In The Anxious Generation, social psychologist Jonathan Haidt lays out the facts about the epidemic of teen mental illness that hit many countries at the same time. He then investigates the nature of childhood, including why children need play and independent exploration to mature into competent, thriving adults. Haidt shows how the “play-based childhood” began to decline in the 1980s, and how it was finally wiped out by the arrival of the “phone-based childhood” in the early 2010s. He presents more than a dozen mechanisms by which this “great rewiring of childhood” has interfered with children’s social and neurological development, covering everything from sleep deprivation to attention fragmentation, addiction, loneliness, social contagion, social comparison, and perfectionism. He explains why social media damages girls more than boys and why boys have been withdrawing from the real world into the virtual world, with disastrous consequences for themselves, their families, and their societies.
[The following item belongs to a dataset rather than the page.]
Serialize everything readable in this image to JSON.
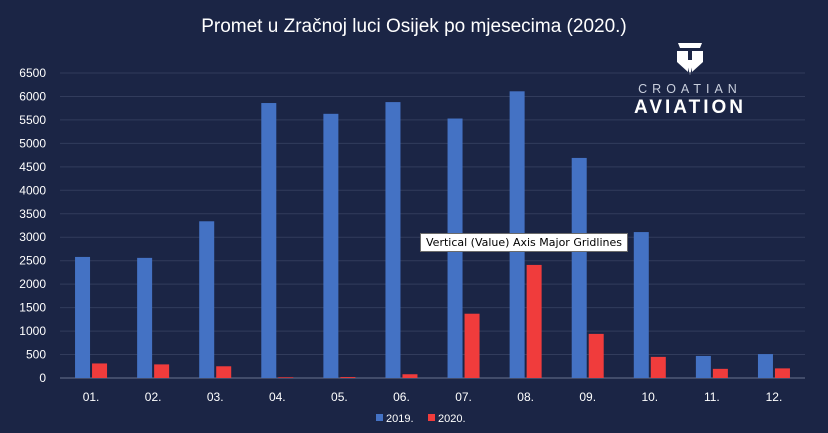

Most important, Haidt issues a clear call to action. He diagnoses the “collective action problems” that trap us, and then proposes four simple rules that might set us free. He describes steps that parents, teachers, schools, tech companies, and governments can take to end the epidemic of mental illness and restore a more humane childhood.
Haidt has spent his career speaking truth backed by data in the most difficult landscapes—communities polarized by politics and religion, campuses battling culture wars, and now the public health emergency faced by Gen Z. We cannot afford to ignore his findings about protecting our children—and ourselves—from the psychological damage of a phone-based life.